Summary of key points:
• Inclusive curriculum content reflects different social and cultural perspectives.
• An inclusive curriculum seeks to disturb our taken for granted ways of thinking and expose imbalances of power and partial understandings of the subject.
• Inclusive curricula focus on mastery of ‘threshold concepts' that all students need to develop for a deeper understanding of the subject.
• Inclusive curriculum designers work with students to align the curriculum to their diverse backgrounds and aspirations.
• Teachers and researchers believe objectivity, clarity and transparency are the elements of a fair assessment system.
• Students believe the key elements of a fair assessment system are a ‘level playing field', good feedback, balance and variety of assessment tasks, skilful and caring teachers.
• The essay is the dominant form of assessment in HE but some students are more prepared for this form of assessment than others.
• Students from lower socio economic backgrounds, those from some ethnic minorities, those who enter university with vocational qualifications, and those who have a disability are amongst the most disadvantaged by assessment practices in HE.
• Assessment in HE could be made fairer and more inclusive if we:
• Involve students in all aspects of assessment
• Make assessment relevant and sustainable
• Offer greater variety, choice and flexibility in assessment
• Align assessment to learning outcomes and to students' backgrounds and aspirations.

The following summary of key points is from the Learning to Teach Inclusively (LTI) online module, Unit 2: Inclusive Pedagogy.

Summary of key points:
• Inclusive learning and teaching in higher education refers to the ways in which pedagogy, curricula and assessment are designed and delivered to engage students in learning that is meaningful, relevant and accessible to all.
• Student diversity is multi-faceted and complex.

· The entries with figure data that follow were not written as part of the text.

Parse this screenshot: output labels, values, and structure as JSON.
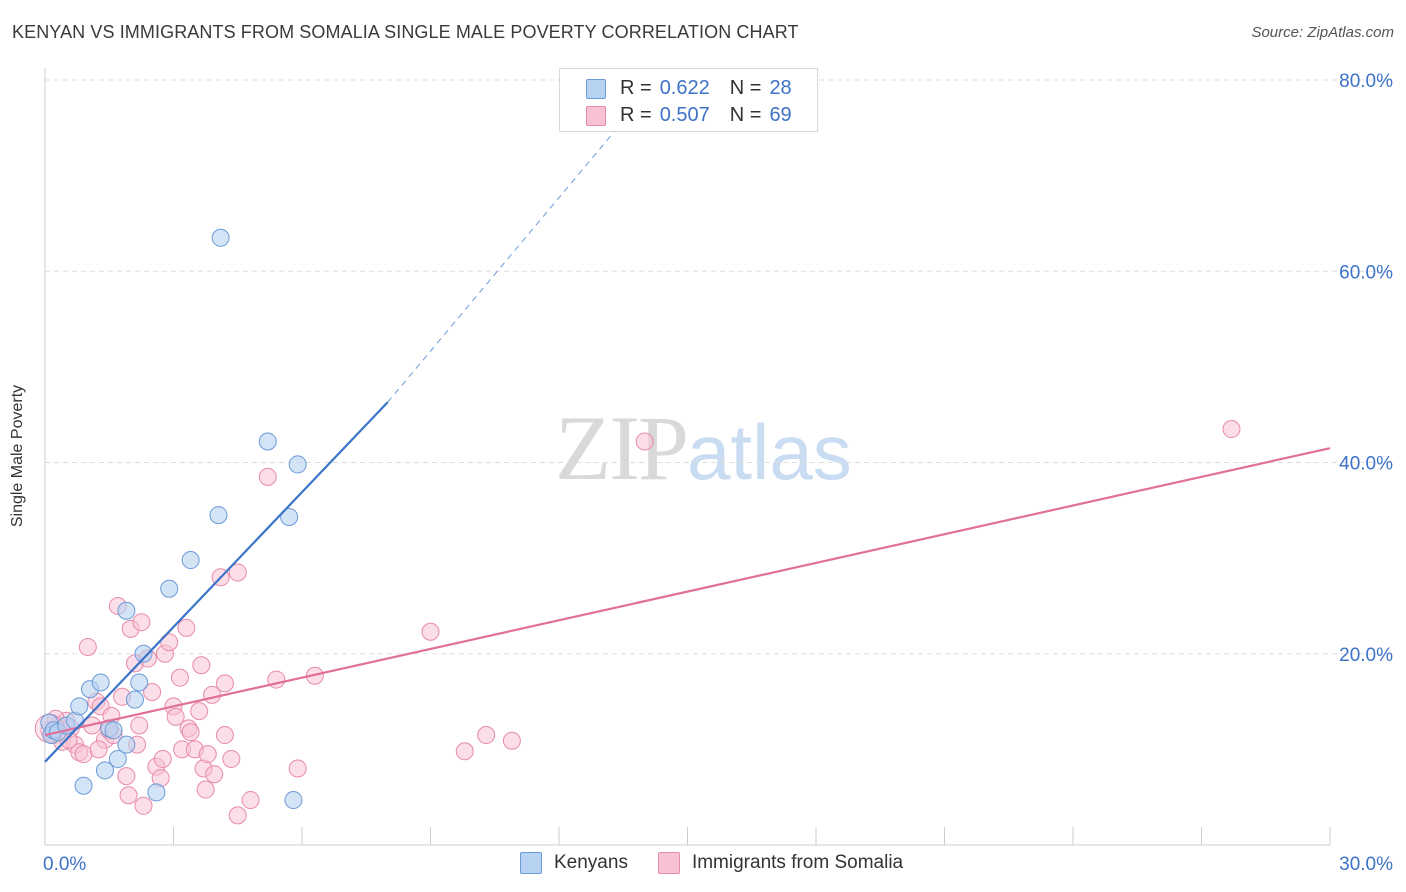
{
  "title": "KENYAN VS IMMIGRANTS FROM SOMALIA SINGLE MALE POVERTY CORRELATION CHART",
  "source": "Source: ZipAtlas.com",
  "watermark": {
    "zip": "ZIP",
    "atlas": "atlas"
  },
  "legend": {
    "rows": [
      {
        "r_label": "R =",
        "r_value": "0.622",
        "n_label": "N =",
        "n_value": "28"
      },
      {
        "r_label": "R =",
        "r_value": "0.507",
        "n_label": "N =",
        "n_value": "69"
      }
    ]
  },
  "bottom_legend": {
    "kenyans": "Kenyans",
    "somalia": "Immigrants from Somalia"
  },
  "colors": {
    "kenyan_fill": "#b8d2f2",
    "kenyan_stroke": "#6b9ad8",
    "kenyan_line": "#3a73c8",
    "somalia_fill": "#f7c3d4",
    "somalia_stroke": "#e88aab",
    "somalia_line": "#e0709a",
    "tick_label": "#3d72c8",
    "grid": "#dddddd"
  },
  "chart_data": {
    "type": "scatter",
    "title": "KENYAN VS IMMIGRANTS FROM SOMALIA SINGLE MALE POVERTY CORRELATION CHART",
    "xlabel": "",
    "ylabel": "Single Male Poverty",
    "xlim": [
      0,
      30
    ],
    "ylim": [
      0,
      80
    ],
    "x_tick_labels": [
      "0.0%",
      "30.0%"
    ],
    "y_tick_labels": [
      "20.0%",
      "40.0%",
      "60.0%",
      "80.0%"
    ],
    "y_ticks": [
      20,
      40,
      60,
      80
    ],
    "series": [
      {
        "name": "Kenyans",
        "r": 0.622,
        "n": 28,
        "points": [
          [
            0.1,
            12.8
          ],
          [
            0.15,
            11.5
          ],
          [
            0.2,
            12.0
          ],
          [
            0.3,
            11.8
          ],
          [
            0.5,
            12.5
          ],
          [
            0.7,
            13.0
          ],
          [
            0.8,
            14.5
          ],
          [
            0.9,
            6.2
          ],
          [
            1.05,
            16.3
          ],
          [
            1.3,
            17.0
          ],
          [
            1.5,
            12.2
          ],
          [
            1.4,
            7.8
          ],
          [
            1.6,
            12.0
          ],
          [
            1.7,
            9.0
          ],
          [
            1.9,
            10.5
          ],
          [
            1.9,
            24.5
          ],
          [
            2.1,
            15.2
          ],
          [
            2.2,
            17.0
          ],
          [
            2.3,
            20.0
          ],
          [
            2.6,
            5.5
          ],
          [
            2.9,
            26.8
          ],
          [
            3.4,
            29.8
          ],
          [
            4.05,
            34.5
          ],
          [
            4.1,
            63.5
          ],
          [
            5.2,
            42.2
          ],
          [
            5.7,
            34.3
          ],
          [
            5.9,
            39.8
          ],
          [
            5.8,
            4.7
          ]
        ],
        "trend": {
          "x0": 0,
          "y0": 8.7,
          "x1": 8.0,
          "y1": 46.3,
          "dash_to_x": 14.3,
          "dash_to_y": 80
        }
      },
      {
        "name": "Immigrants from Somalia",
        "r": 0.507,
        "n": 69,
        "points": [
          [
            0.1,
            12.0
          ],
          [
            0.2,
            11.5
          ],
          [
            0.3,
            12.5
          ],
          [
            0.4,
            10.8
          ],
          [
            0.5,
            13.0
          ],
          [
            0.6,
            12.2
          ],
          [
            0.7,
            10.5
          ],
          [
            0.8,
            9.7
          ],
          [
            0.9,
            9.5
          ],
          [
            1.0,
            20.7
          ],
          [
            1.1,
            12.5
          ],
          [
            1.2,
            15.0
          ],
          [
            1.3,
            14.5
          ],
          [
            1.4,
            11.0
          ],
          [
            1.5,
            12.0
          ],
          [
            1.6,
            11.5
          ],
          [
            1.7,
            25.0
          ],
          [
            1.8,
            15.5
          ],
          [
            1.9,
            7.2
          ],
          [
            1.95,
            5.2
          ],
          [
            2.0,
            22.6
          ],
          [
            2.1,
            19.0
          ],
          [
            2.2,
            12.5
          ],
          [
            2.25,
            23.3
          ],
          [
            2.3,
            4.1
          ],
          [
            2.4,
            19.5
          ],
          [
            2.5,
            16.0
          ],
          [
            2.6,
            8.2
          ],
          [
            2.7,
            7.0
          ],
          [
            2.75,
            9.0
          ],
          [
            2.8,
            20.0
          ],
          [
            2.9,
            21.2
          ],
          [
            3.0,
            14.5
          ],
          [
            3.05,
            13.4
          ],
          [
            3.15,
            17.5
          ],
          [
            3.2,
            10.0
          ],
          [
            3.3,
            22.7
          ],
          [
            3.35,
            12.2
          ],
          [
            3.5,
            10.0
          ],
          [
            3.6,
            14.0
          ],
          [
            3.65,
            18.8
          ],
          [
            3.7,
            8.0
          ],
          [
            3.75,
            5.8
          ],
          [
            3.8,
            9.5
          ],
          [
            3.9,
            15.7
          ],
          [
            3.95,
            7.4
          ],
          [
            4.1,
            28.0
          ],
          [
            4.2,
            11.5
          ],
          [
            4.2,
            16.9
          ],
          [
            4.5,
            28.5
          ],
          [
            4.5,
            3.1
          ],
          [
            4.8,
            4.7
          ],
          [
            5.2,
            38.5
          ],
          [
            5.4,
            17.3
          ],
          [
            5.9,
            8.0
          ],
          [
            6.3,
            17.7
          ],
          [
            9.0,
            22.3
          ],
          [
            9.8,
            9.8
          ],
          [
            10.3,
            11.5
          ],
          [
            10.9,
            10.9
          ],
          [
            14.0,
            42.2
          ],
          [
            27.7,
            43.5
          ],
          [
            0.25,
            13.2
          ],
          [
            0.55,
            11.0
          ],
          [
            1.25,
            10.0
          ],
          [
            1.55,
            13.5
          ],
          [
            2.15,
            10.5
          ],
          [
            3.4,
            11.8
          ],
          [
            4.35,
            9.0
          ]
        ],
        "trend": {
          "x0": 0,
          "y0": 11.5,
          "x1": 30,
          "y1": 41.5
        }
      }
    ]
  }
}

The categories ‘traditional' and ‘non-traditional' are inadequate to describe the rich diversity of students in HE today.
• Students value teachers who recognise them as individuals and who take account of their different interests, needs and backgrounds in their teaching.
• Students are more likely to participate in class when teachers create a safe and inclusive learning environment in which the expression of different views, ideas and beliefs is encouraged and being different, uncertain or confused is seen positively as an opportunity for collaborative learning.
• Students are more likely to engage academically when the learning activities and subject content harness and engage their prior experience and knowledge and require the use of high level cognitive skills (e.g. analysing, conjecturing, questioning, evaluating, synthesising, critiquing).
• Inclusive teachers are mindful of the diversity within their student groups. They select or create resources that reflect that diversity. They encourage students to add to those diverse resources.
• Inclusive teachers intervene to coordinate and stimulate rich exchanges and interactions between diverse students.
• Inclusive teachers anticipate and act to diffuse tension and conflict. They handle sensitive or controversial topics without silencing minority opinion or privileging dominant voices.